Ce que je sais bien, pour ma part, c’est que je ne retourne presque pas une fois aux imprimés du vieux temps sans y retrouver, par hasard, tout à fait par hasard, quelques-uns de ces inédits autour desquels nous voyons mener si grand fracas. Il y a quelque temps, c’était, par exemple, une grossièreté de Diderot, dont M. Eugène Asse, dans une livraison du Cabinet historique, nous avait fait les honneurs comme d’une découverte, que je retrouvais étalée tout au long, par le beau milieu d’un article de l’Encyclopédie. M. Ménard n’avait assez lu ni Bossuet, ni la Bibliothèque française; M. Eugène Asse n’avait assez lu ni l’Encyclopédie, ni même la dernière édition des œuvres de Diderot. Plus récemment encore, feuilletant innocemment l’Histoire littéraire des femmes françaises, de l’abbé de La Porte, c’était une lettre à Rousseau, signée de la marquise de Saint-Chamond, dont j’aurais bien juré que M. Streckeisen-Moultou, dans son Jean-Jacques Rousseau, ses amis et ses ennemis, avait été le premier éditeur. J’aurais eu tort. M. Eugène Asse n’avait pas assez lu Diderot, ni l’Encyclopédie; je n’avais pas assez lu l’Histoire des femmes françaises, ni même l’Année littéraire, car c’est là que l’abbé de La Porte avait pris cette lettre. Autre tâche que je prendrai la liberté de recommander à nos érudits. Quand, en fait d’inventaires, ils auront dressé celui de tout ce qui s’est imprimé, quand ils auront exactement analysé tout ce qui s’est publié, quand ils en auront surtout comme extrait la substance, alors, et alors seulement, qu’ils publient leurs documens inédits.

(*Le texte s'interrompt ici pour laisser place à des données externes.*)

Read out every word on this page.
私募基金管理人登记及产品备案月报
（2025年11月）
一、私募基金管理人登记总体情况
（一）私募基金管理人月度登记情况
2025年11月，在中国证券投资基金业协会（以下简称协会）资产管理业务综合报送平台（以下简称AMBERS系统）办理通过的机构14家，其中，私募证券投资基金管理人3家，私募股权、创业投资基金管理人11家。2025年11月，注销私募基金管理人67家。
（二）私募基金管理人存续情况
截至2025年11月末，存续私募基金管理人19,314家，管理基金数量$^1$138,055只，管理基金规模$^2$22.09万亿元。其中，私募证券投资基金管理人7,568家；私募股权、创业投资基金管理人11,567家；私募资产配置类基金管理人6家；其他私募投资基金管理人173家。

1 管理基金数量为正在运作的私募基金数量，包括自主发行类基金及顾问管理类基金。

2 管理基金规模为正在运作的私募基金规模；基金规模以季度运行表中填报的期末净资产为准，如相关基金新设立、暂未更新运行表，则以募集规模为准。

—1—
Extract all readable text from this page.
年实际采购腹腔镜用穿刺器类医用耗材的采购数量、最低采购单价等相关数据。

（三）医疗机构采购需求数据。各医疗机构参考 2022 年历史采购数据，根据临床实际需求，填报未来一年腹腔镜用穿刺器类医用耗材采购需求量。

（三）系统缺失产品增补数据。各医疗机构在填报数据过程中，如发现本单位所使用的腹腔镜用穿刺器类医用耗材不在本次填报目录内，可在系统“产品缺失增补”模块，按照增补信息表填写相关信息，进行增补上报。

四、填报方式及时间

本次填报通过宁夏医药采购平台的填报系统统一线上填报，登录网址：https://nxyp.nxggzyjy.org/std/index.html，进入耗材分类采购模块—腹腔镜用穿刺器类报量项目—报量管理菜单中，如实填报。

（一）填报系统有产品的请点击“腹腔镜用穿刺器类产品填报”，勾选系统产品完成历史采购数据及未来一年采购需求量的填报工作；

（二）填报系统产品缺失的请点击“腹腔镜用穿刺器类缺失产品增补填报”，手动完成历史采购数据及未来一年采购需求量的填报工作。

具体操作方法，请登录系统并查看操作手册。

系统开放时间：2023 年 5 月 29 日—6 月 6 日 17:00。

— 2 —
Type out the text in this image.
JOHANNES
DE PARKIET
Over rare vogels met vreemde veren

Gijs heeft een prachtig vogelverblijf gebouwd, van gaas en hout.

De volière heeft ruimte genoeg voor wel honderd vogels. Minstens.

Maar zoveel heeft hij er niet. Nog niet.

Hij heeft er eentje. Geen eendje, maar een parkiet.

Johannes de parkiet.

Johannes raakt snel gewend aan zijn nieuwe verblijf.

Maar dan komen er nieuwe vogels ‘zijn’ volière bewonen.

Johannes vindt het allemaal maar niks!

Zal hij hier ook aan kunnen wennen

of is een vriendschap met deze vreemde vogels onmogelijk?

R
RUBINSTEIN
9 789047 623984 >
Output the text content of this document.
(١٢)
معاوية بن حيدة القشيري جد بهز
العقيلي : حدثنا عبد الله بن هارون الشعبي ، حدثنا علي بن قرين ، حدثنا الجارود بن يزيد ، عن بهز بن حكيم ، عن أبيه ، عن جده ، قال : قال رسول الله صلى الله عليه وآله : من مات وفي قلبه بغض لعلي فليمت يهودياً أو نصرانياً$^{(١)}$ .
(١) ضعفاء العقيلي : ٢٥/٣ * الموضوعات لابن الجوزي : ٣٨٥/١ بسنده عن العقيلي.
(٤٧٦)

Et j’ose dire, ou même prédire, ce dépouillement une fois achevé, que l’on sera étonné comme il y a peu d’inédits qu’il soit vraiment utile de mettre au jour, comme ils nous ont, après tout, rendu peu de services, et comme ils nous ont finalement appris peu de choses!

Soyons de bon compte. Où sont donc, depuis tantôt quatre-vingts ou cent ans, les rares services que les publicateurs d’inédits aient rendus aux lettres françaises? Tout le monde en parle et les vante; peu de gens pourraient les nommer. Mettant à part, en effet, tout ce qui ne pouvait absolument pas s’imprimer du vivant des auteurs, comme les Mémoires de Saint-Simon, comme la Correspondance de Mme du Deffand, commit les Confessions de Rousseau, je ne vois guère que la publication des vers d’André Chénier, celle de la Religieuse, du Neveu de Rameau, des Salons de Diderot, et enfin la restitution selon sa teneur authentique, — ou à peu près, — du texte des Pensées de Pascal, qui constituent un profit net et un enrichissement durable. Certes, c’est quelque chose, et c’est même beaucoup. Aussi ne chicanerai-je pas sur les mots et ne demanderai-je pas si ce sont vraiment là ce que l’on appelle des inédits. J’en aurais bien le droit cependant, puisque c’étaient autant de pièces, comme on sait, destinées pour l’impression, et qui n’ont manqué de paraître du vivant de leurs auteurs que par des circonstances indépendantes de leur volonté. Mais, quant au reste, y compris ce que l’on a débrouillé de « variantes » parmi les manuscrits de la Bibliothèque nationale, pour les Sermons de Bossuet, et jusqu’à tel ramassis de vieilles anecdotes que l’on nous rapportait, il y a trois ou quatre ans, du fond de la Russie, sous le titre de Sottisier de Voltaire, j’ose dire naïvement que le second ne valait pas le prix exorbitant que d’intelligens libraires l’ont fait payer aux amateurs de livres, ni même les premières ce qu’il en a coûté d’ingrat labeur pour les déchiffrer. On devine là-dessus le cas que je ferais d’un poème inédit du brillant Delille, ou d’un ouvrage manuscrit du mélancolique Thomas. Il ne paraît pas, à la vérité, que les Delille et les Thomas, d’ordinaire, laissent derrière eux grand chose d’inimprimé.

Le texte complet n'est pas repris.